Sophisticated, sophisticated, sophisticated. If it’s true that the third time you repeat a word it becomes flatus vocis (that is a mere name, word, or sound without a corresponding objective reality), it’s all the more true in this case. This word is empty - really empty. As empty, to be clear, as the eyeballs of a Greek statue in the eyes of those who don’t know that the coloured pupils were taken away by the millennia. Even Kanye West, without disturbing the ancient peoples, after destroying a Maybach 57 just for the sake of seeing it on fire, with screeching tyres and loaded with models, raps: “Sophisticated ignorance / write my courses in coursive” - as if to say that he’s teaching a lesson, and that the first thing to write down is this: sophistication is no less than a predicable adjective of ignorance, a specific type of all of the possible types of ignorance.

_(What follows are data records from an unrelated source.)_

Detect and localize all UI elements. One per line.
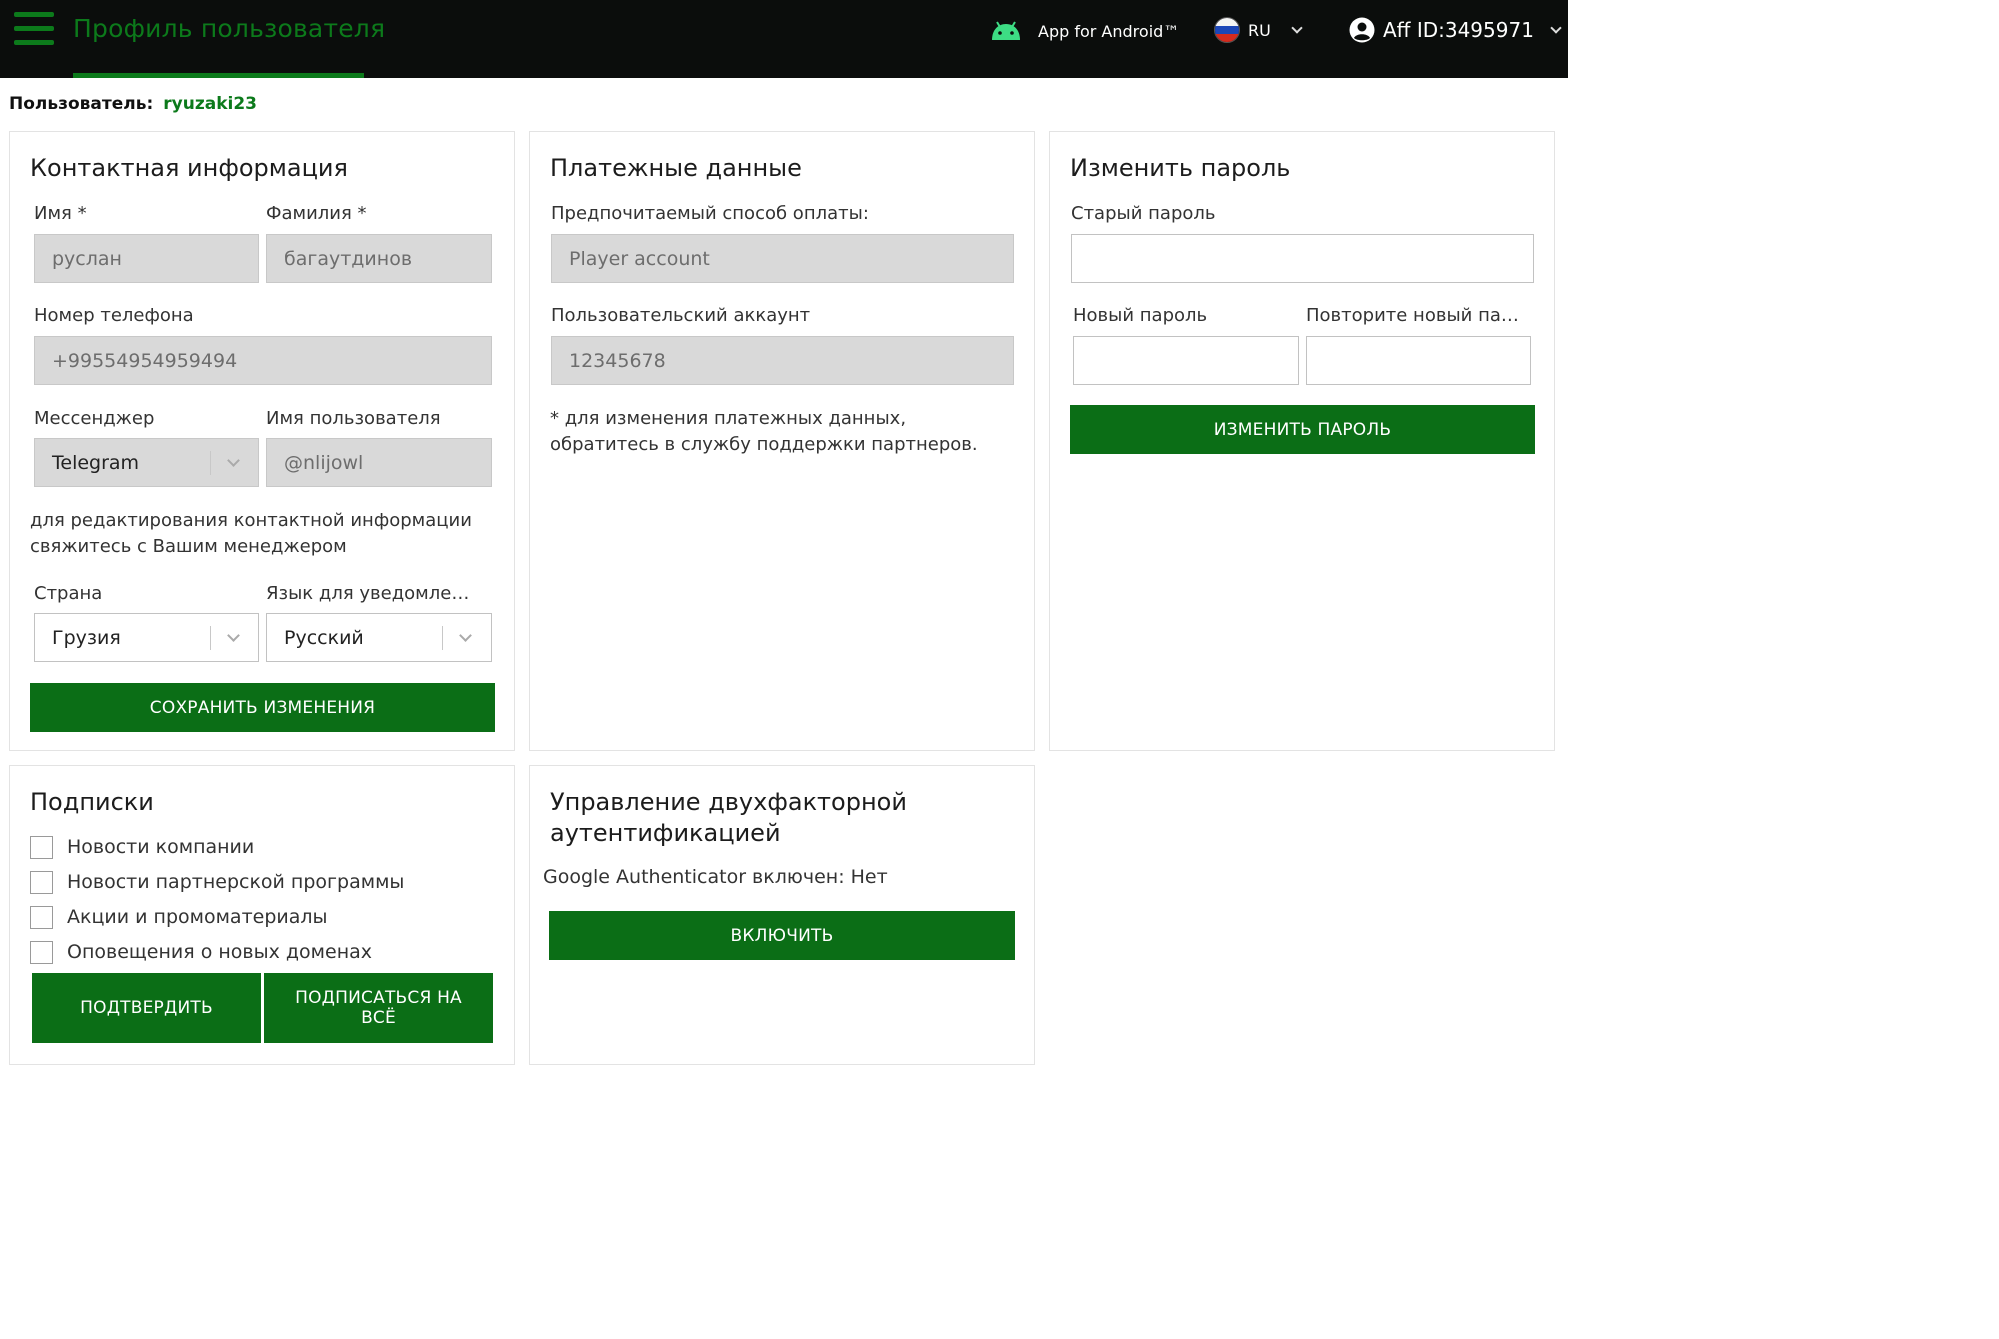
account-menu[interactable]: Aff ID:3495971 [1349, 15, 1562, 45]
save-changes-button[interactable]: СОХРАНИТЬ ИЗМЕНЕНИЯ [30, 683, 495, 732]
page-title: Профиль пользователя [73, 14, 386, 43]
username: ryuzaki23 [163, 94, 258, 114]
password-card-title: Изменить пароль [1070, 154, 1291, 182]
phone-field[interactable]: +99554954959494 [34, 336, 492, 385]
phone-label: Номер телефона [34, 305, 194, 326]
country-select[interactable]: Грузия [34, 613, 259, 662]
username-field[interactable]: @nlijowl [266, 438, 492, 487]
subscription-label: Новости компании [67, 836, 255, 858]
chevron-down-icon [1550, 21, 1562, 34]
messenger-label: Мессенджер [34, 408, 155, 429]
two-factor-status: Google Authenticator включен: Нет [543, 866, 888, 888]
last-name-label: Фамилия * [266, 203, 367, 224]
checkbox[interactable] [30, 940, 53, 964]
subscription-label: Новости партнерской программы [67, 871, 405, 893]
confirm-subscriptions-button[interactable]: ПОДТВЕРДИТЬ [32, 973, 261, 1043]
first-name-label: Имя * [34, 203, 87, 224]
language-selector[interactable]: RU [1214, 16, 1303, 44]
repeat-password-input[interactable] [1306, 336, 1531, 385]
subscription-item[interactable]: Новости партнерской программы [30, 869, 404, 895]
payment-account-label: Пользовательский аккаунт [551, 305, 811, 326]
repeat-password-label: Повторите новый па… [1306, 305, 1519, 326]
payment-method-label: Предпочитаемый способ оплаты: [551, 203, 869, 224]
payment-method-field[interactable]: Player account [551, 234, 1014, 283]
old-password-label: Старый пароль [1071, 203, 1216, 224]
subscriptions-card: Подписки Новости компании Новости партне… [9, 765, 515, 1065]
country-value: Грузия [52, 626, 121, 649]
messenger-value: Telegram [52, 451, 140, 474]
username-label: Имя пользователя [266, 408, 441, 429]
checkbox[interactable] [30, 905, 53, 929]
subscription-label: Акции и промоматериалы [67, 906, 328, 928]
android-icon [992, 21, 1020, 40]
payment-card-title: Платежные данные [550, 154, 802, 182]
new-password-label: Новый пароль [1073, 305, 1208, 326]
subscription-label: Оповещения о новых доменах [67, 941, 373, 963]
contact-card-title: Контактная информация [30, 154, 348, 182]
payment-note: * для изменения платежных данных, обрати… [550, 408, 978, 455]
change-password-button[interactable]: ИЗМЕНИТЬ ПАРОЛЬ [1070, 405, 1535, 454]
messenger-select[interactable]: Telegram [34, 438, 259, 487]
subscription-item[interactable]: Оповещения о новых доменах [30, 939, 372, 965]
chevron-down-icon [1291, 21, 1303, 34]
user-label: Пользователь: [9, 94, 154, 114]
select-separator [210, 626, 211, 650]
top-bar: Профиль пользователя App for Android™ RU… [0, 0, 1568, 78]
checkbox[interactable] [30, 870, 53, 894]
notify-lang-label: Язык для уведомле… [266, 583, 470, 604]
payment-account-field[interactable]: 12345678 [551, 336, 1014, 385]
chevron-down-icon [227, 629, 240, 642]
aff-id-label: Aff ID:3495971 [1383, 18, 1534, 42]
russia-flag-icon [1214, 17, 1240, 43]
first-name-field[interactable]: руслан [34, 234, 259, 283]
subscriptions-title: Подписки [30, 788, 154, 816]
last-name-field[interactable]: багаутдинов [266, 234, 492, 283]
old-password-input[interactable] [1071, 234, 1534, 283]
country-label: Страна [34, 583, 103, 604]
chevron-down-icon [459, 629, 472, 642]
subscribe-all-button[interactable]: ПОДПИСАТЬСЯ НА ВСЁ [264, 973, 493, 1043]
two-factor-title: Управление двухфакторной аутентификацией [550, 788, 907, 847]
android-link-label: App for Android™ [1038, 21, 1180, 41]
account-circle-icon [1349, 17, 1375, 43]
contact-edit-note: для редактирования контактной информации… [30, 510, 472, 557]
subscription-item[interactable]: Акции и промоматериалы [30, 904, 328, 930]
language-label: RU [1248, 20, 1271, 40]
active-tab-indicator [73, 73, 364, 78]
payment-card: Платежные данные Предпочитаемый способ о… [529, 131, 1035, 751]
notify-lang-value: Русский [284, 626, 364, 649]
user-line: Пользователь: ryuzaki23 [9, 94, 257, 114]
chevron-down-icon [227, 454, 240, 467]
select-separator [210, 451, 211, 475]
subscription-item[interactable]: Новости компании [30, 834, 254, 860]
android-app-link[interactable]: App for Android™ [990, 18, 1179, 44]
checkbox[interactable] [30, 835, 53, 859]
enable-2fa-button[interactable]: ВКЛЮЧИТЬ [549, 911, 1015, 960]
password-card: Изменить пароль Старый пароль Новый паро… [1049, 131, 1555, 751]
select-separator [442, 626, 443, 650]
contact-info-card: Контактная информация Имя * руслан Фамил… [9, 131, 515, 751]
hamburger-icon[interactable] [14, 12, 54, 46]
notify-lang-select[interactable]: Русский [266, 613, 492, 662]
two-factor-card: Управление двухфакторной аутентификацией… [529, 765, 1035, 1065]
new-password-input[interactable] [1073, 336, 1299, 385]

When witnessing such a show, our judgement is inevitably negative. If the cursive on the notebook, the skid marks on the asphalt and the sparks of the blowtorch on the car body are really going to be the only things left of the notes taken… in other words, if sophistication is empty, it makes no sense to practise it, and those who still do are immoral. If you think about it for a second, you will realise that its motive is profit: of course, the car that was dismembered for no reason was donated to a charity for the famine in the Horn of Africa, but what happened to the money that Kanye West and Jay-Z have made on Otis Redding’s dead body (musically speaking)? While he was singing wholeheartedly Try a Little Tenderness, the poor guy definitely didn’t expect it to be mistreated (sampled) to such a degree.

But has it always been like this? For once, the answer is surprising. By going back to the etymon of the word “ sophisticated”, five centuries before Christ, at that time indeed men called “Sophists” lived in Greece. They were brilliant rhetors, beloved for their job and paid to teach it. They were also philosophers, as they deliberately had to ignore nature in order to be able to talk freely.

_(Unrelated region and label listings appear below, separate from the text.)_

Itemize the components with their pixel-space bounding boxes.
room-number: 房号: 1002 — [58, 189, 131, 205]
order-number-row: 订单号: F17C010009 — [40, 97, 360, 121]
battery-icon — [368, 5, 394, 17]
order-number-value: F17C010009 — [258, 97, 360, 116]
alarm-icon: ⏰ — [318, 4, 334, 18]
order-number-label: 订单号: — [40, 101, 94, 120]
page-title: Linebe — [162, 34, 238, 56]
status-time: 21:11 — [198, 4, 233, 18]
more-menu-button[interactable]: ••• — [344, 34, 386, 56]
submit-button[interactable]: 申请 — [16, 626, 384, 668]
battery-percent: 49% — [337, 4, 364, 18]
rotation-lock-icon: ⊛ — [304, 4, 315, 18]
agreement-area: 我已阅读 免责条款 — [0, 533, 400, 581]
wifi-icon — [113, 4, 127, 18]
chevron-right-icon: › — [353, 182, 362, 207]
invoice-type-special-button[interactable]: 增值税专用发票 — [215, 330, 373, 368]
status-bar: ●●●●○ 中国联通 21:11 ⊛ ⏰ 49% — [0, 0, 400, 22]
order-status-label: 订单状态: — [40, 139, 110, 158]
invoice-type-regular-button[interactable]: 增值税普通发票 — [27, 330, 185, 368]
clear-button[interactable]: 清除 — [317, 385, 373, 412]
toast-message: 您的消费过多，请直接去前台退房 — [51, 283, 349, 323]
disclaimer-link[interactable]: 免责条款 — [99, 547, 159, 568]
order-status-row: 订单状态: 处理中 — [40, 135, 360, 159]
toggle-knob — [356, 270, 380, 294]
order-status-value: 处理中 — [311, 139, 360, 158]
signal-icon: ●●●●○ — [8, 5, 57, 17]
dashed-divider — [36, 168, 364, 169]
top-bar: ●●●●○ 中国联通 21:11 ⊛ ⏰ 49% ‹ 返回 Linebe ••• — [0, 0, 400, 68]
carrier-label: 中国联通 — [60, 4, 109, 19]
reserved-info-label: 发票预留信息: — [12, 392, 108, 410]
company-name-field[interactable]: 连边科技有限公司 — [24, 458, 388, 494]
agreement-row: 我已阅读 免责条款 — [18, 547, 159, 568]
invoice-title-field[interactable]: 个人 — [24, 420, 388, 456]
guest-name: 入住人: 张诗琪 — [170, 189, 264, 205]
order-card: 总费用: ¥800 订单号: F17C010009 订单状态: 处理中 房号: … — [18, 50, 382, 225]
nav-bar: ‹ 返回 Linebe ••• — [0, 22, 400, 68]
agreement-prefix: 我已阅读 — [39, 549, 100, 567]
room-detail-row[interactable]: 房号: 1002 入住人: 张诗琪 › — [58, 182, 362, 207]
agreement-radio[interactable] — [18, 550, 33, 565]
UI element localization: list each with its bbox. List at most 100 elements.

Take the most famous among them, Gorgia. He said that: “Nothing exists; even if something exists, nothing can be known about it; and even if something can be known about it, knowledge about it can’t be communicated to others”. This way, he could talk safely, free from the obstacle of truth, that is without having to account for some reality principle. His only truth was the power of his language. He only had to take his light feet from polis to polis and, once he had arrived at the square, support a thesis and its antithesis. The crowd applauded him, aware of the trick, yet convinced in both cases with the same effectiveness.

Therefore, Gorgia, just like every Sophist, wasn’t what we would call a “relativist”. More simply, what interested him weren’t the world, nature and the elements, but rather man, the motives and his emotions. All of which he could examine with the persuasive power of words.

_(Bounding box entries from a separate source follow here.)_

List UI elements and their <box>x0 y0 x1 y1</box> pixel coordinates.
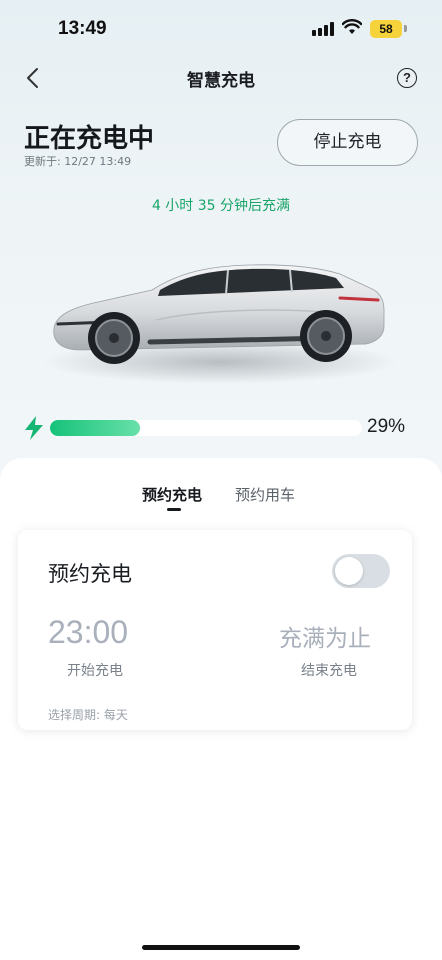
update-time: 更新于: 12/27 13:49 <box>24 155 132 168</box>
end-condition-value[interactable]: 充满为止 <box>279 619 371 653</box>
active-tab-indicator <box>167 508 181 511</box>
start-time-value[interactable]: 23:00 <box>48 614 128 651</box>
remaining-time-text: 4 小时 35 分钟后充满 <box>151 198 291 214</box>
battery-icon: 58 <box>370 20 402 38</box>
schedule-card-title: 预约充电 <box>48 562 132 586</box>
tab-scheduled-charging[interactable]: 预约充电 <box>142 484 202 505</box>
status-bar: 13:49 58 <box>0 0 442 56</box>
stop-charging-button[interactable]: 停止充电 <box>277 119 418 166</box>
lightning-bolt-icon <box>25 416 43 440</box>
tab-scheduled-departure[interactable]: 预约用车 <box>235 484 295 505</box>
battery-tip <box>404 25 407 32</box>
charge-progress-fill <box>50 420 141 436</box>
page-title: 智慧充电 <box>187 71 255 91</box>
end-condition-label: 结束充电 <box>301 663 357 679</box>
charging-status-title: 正在充电中 <box>24 124 155 154</box>
help-icon[interactable]: ? <box>397 68 417 88</box>
schedule-card: 预约充电 23:00 开始充电 充满为止 结束充电 选择周期: 每天 <box>18 530 412 730</box>
wifi-icon <box>342 19 362 34</box>
status-time: 13:49 <box>58 18 107 39</box>
home-indicator <box>142 945 300 950</box>
schedule-cycle[interactable]: 选择周期: 每天 <box>48 706 128 723</box>
signal-icon <box>312 22 334 36</box>
car-image <box>42 264 398 384</box>
toggle-knob <box>335 557 363 585</box>
start-time-label: 开始充电 <box>67 663 123 679</box>
schedule-toggle[interactable] <box>332 554 390 588</box>
charge-percent: 29% <box>367 416 406 437</box>
charge-progress-bar <box>50 420 362 436</box>
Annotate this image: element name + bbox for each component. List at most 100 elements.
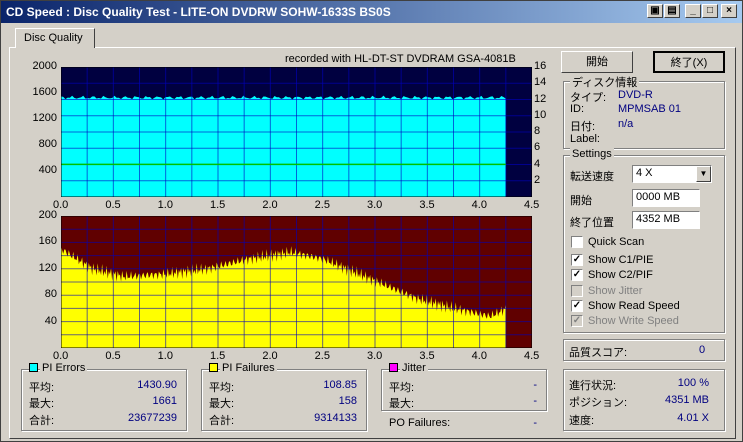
- show-jitter-checkbox: [571, 285, 583, 297]
- show-read-checkbox[interactable]: ✓: [571, 300, 583, 312]
- exit-button-label: 終了(X): [670, 57, 708, 69]
- chart2-x-tick: 4.0: [471, 350, 487, 362]
- position-label: ポジション:: [569, 397, 628, 409]
- title-bar[interactable]: CD Speed : Disc Quality Test - LITE-ON D…: [1, 1, 742, 23]
- chart1-x-tick: 4.0: [471, 199, 487, 211]
- pi-errors-swatch: [29, 363, 38, 372]
- po-failures-label: PO Failures:: [389, 417, 451, 429]
- pi-failures-avg-value: 108.85: [323, 379, 357, 391]
- app-window: CD Speed : Disc Quality Test - LITE-ON D…: [0, 0, 743, 442]
- chart1-x-tick: 3.0: [367, 199, 383, 211]
- minimize-icon[interactable]: _: [685, 4, 701, 18]
- pi-failures-total-value: 9314133: [314, 412, 357, 424]
- disc-label-label: Label:: [570, 133, 600, 145]
- exit-button[interactable]: 終了(X): [653, 51, 725, 73]
- chart1-y-tick: 1600: [32, 86, 57, 98]
- show-c2-label: Show C2/PIF: [588, 269, 653, 281]
- disc-date-value: n/a: [618, 118, 634, 130]
- start-pos-input[interactable]: 0000 MB: [632, 189, 700, 207]
- disc-date-label: 日付:: [570, 121, 596, 133]
- end-pos-value: 4352 MB: [636, 213, 681, 225]
- chart2-y-tick: 40: [44, 314, 57, 327]
- disc-info-title: ディスク情報: [570, 74, 640, 90]
- chevron-down-icon[interactable]: ▼: [696, 166, 711, 182]
- chart1-y2-tick: 14: [534, 76, 547, 89]
- speed-select[interactable]: 4 X ▼: [632, 165, 712, 183]
- current-speed-label: 速度:: [569, 415, 595, 427]
- chart1-y-tick: 1200: [32, 112, 57, 124]
- chart2-x-tick: 2.0: [262, 350, 278, 362]
- pi-failures-avg-label: 平均:: [209, 382, 235, 394]
- window-title: CD Speed : Disc Quality Test - LITE-ON D…: [6, 5, 391, 19]
- chart1-x-tick: 4.5: [524, 199, 540, 211]
- chart1-x-tick: 2.0: [262, 199, 278, 211]
- quick-scan-checkbox[interactable]: [571, 236, 583, 248]
- chart1-y2-tick: 2: [534, 173, 541, 186]
- pi-failures-chart: [61, 216, 532, 348]
- start-pos-label: 開始: [570, 195, 592, 207]
- chart2-y-tick: 80: [44, 288, 57, 301]
- show-read-label: Show Read Speed: [588, 300, 680, 312]
- quick-scan-label: Quick Scan: [588, 236, 645, 248]
- show-c2-checkbox[interactable]: ✓: [571, 269, 583, 281]
- pi-errors-title: PI Errors: [40, 362, 88, 374]
- close-icon[interactable]: ×: [721, 4, 737, 18]
- pi-failures-max-value: 158: [338, 395, 357, 407]
- show-write-checkbox: ✓: [571, 315, 583, 327]
- chart1-y-tick: 800: [38, 138, 57, 150]
- progress-value: 100 %: [677, 377, 709, 389]
- chart1-y2-tick: 6: [534, 141, 541, 154]
- position-value: 4351 MB: [664, 394, 709, 406]
- jitter-avg-value: -: [533, 379, 537, 391]
- pi-failures-max-label: 最大:: [209, 398, 235, 410]
- chart1-y-tick: 2000: [32, 60, 57, 72]
- start-button[interactable]: 開始: [561, 51, 633, 73]
- pi-failures-swatch: [209, 363, 218, 372]
- quality-score-value: 0: [699, 344, 706, 356]
- jitter-max-value: -: [533, 395, 537, 407]
- end-pos-input[interactable]: 4352 MB: [632, 211, 700, 229]
- maximize-icon[interactable]: □: [702, 4, 718, 18]
- settings-title: Settings: [570, 148, 614, 160]
- tab-disc-quality[interactable]: Disc Quality: [15, 28, 95, 48]
- tab-label: Disc Quality: [24, 32, 83, 44]
- chart2-x-tick: 2.5: [314, 350, 330, 362]
- chart1-y2-tick: 16: [534, 60, 547, 72]
- disc-type-value: DVD-R: [618, 89, 653, 101]
- chart1-x-tick: 3.5: [419, 199, 435, 211]
- chart1-y-tick: 400: [38, 164, 57, 176]
- speed-select-value: 4 X: [636, 167, 653, 179]
- pi-failures-title: PI Failures: [220, 362, 277, 374]
- pi-errors-max-value: 1661: [152, 395, 177, 407]
- pi-errors-total-value: 23677239: [128, 412, 177, 424]
- end-pos-label: 終了位置: [570, 217, 614, 229]
- chart2-x-tick: 1.0: [157, 350, 173, 362]
- chart1-x-tick: 1.5: [210, 199, 226, 211]
- show-c1-label: Show C1/PIE: [588, 254, 654, 266]
- help-icon[interactable]: ▣: [647, 4, 663, 18]
- start-button-label: 開始: [586, 56, 608, 68]
- disc-id-value: MPMSAB 01: [618, 103, 681, 115]
- chart2-y-tick: 120: [38, 261, 57, 274]
- jitter-title: Jitter: [400, 362, 428, 374]
- clipboard-icon[interactable]: ▤: [664, 4, 680, 18]
- chart2-x-tick: 1.5: [210, 350, 226, 362]
- show-c1-checkbox[interactable]: ✓: [571, 254, 583, 266]
- quality-score-label: 品質スコア:: [569, 347, 628, 359]
- disc-id-label: ID:: [570, 103, 585, 115]
- pi-errors-max-label: 最大:: [29, 398, 55, 410]
- current-speed-value: 4.01 X: [677, 412, 709, 424]
- pi-errors-chart: [61, 67, 532, 197]
- pi-errors-total-label: 合計:: [29, 415, 55, 427]
- start-pos-value: 0000 MB: [636, 191, 681, 203]
- chart2-y-tick: 200: [38, 209, 57, 221]
- pi-errors-area: [61, 95, 506, 197]
- chart1-y2-tick: 10: [534, 108, 547, 121]
- chart2-x-tick: 0.5: [105, 350, 121, 362]
- chart1-x-tick: 1.0: [157, 199, 173, 211]
- chart-header: recorded with HL-DT-ST DVDRAM GSA-4081B: [285, 53, 516, 65]
- progress-label: 進行状況:: [569, 380, 617, 392]
- show-write-label: Show Write Speed: [588, 315, 679, 327]
- chart1-y2-tick: 4: [534, 157, 541, 170]
- chart2-x-tick: 4.5: [524, 350, 540, 362]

Not that he wanted to take advantage of this: on the contrary, at the peak of his career, he even dared feel a little affection for Helen - all of the Greeks shared hate for her - to whom he dedicated an Encomium that would absolve her from the responsibility of causing the Trojan War. “I have removed by my speech a woman’s infamy, […]” he wrote “I have tried to end the injustice of blame and the ignorance of opinion; I wished to write a speech as an Encomium on Helen and an amusement for myself”. An amusement that has made Helen, Paris’ whore, the first woman in history to be sophisticated.

Then when was it that the Sophists’ blissful ignorance - the programmatic ignorance of nature that they didn’t hide from anyone and that should have made them the first humanists in history - became immoral? Plato took care to sell it as such. He did this by condemning the Sophists for their habit of teaching against payment, and since then, like him, we condemn sophistication too.

However, if we really want to be honest, we must admit that when facing sophistication, even before immorality, what scares us is emptiness. Money is not the first thing to come to mind, but rather its presumed irrationality, the abyss that instantly opens in front of what we cannot understand. Emptiness, fear, accusation of immorality: that is the trajectory.

Therefore, there is a suspicion that, on the pretext of a few silver drachmas - with which Plato himself was rich since birth - he didn’t just initiate the group’s eternal accusation, but also, more profoundly, the fear of emptiness. He didn’t understand that emptiness was a shared method, just like the darkness in the cinema so that attention is focused on man and nothing else, and since he couldn’t understand it, he feared it. So, if Plato’s disciples, when hearing the word “sophisticated”, are gifted still today with the disgust that protects them from fear, we can only hope that they wrote to the sophists’ pupils-clients in cursive: in that case, they would at least be left with a beautiful handwriting.

Therefore, those who wish to interrogate a sophisticated person about sophistication shouldn’t expect an answer. They are sophisticated because they are sophists and sophisticators of themselves, and they would find it amusing to say everything and its opposite. Instead, go beyond the hidden moralism and, when you feel distressed, don’t give in to fear. Remember that, as the Greeks before Plato knew, it’s all a game, and that the only thing to do is enjoy it. After all, the quality of man that is experienced in sophistication is indeed motion.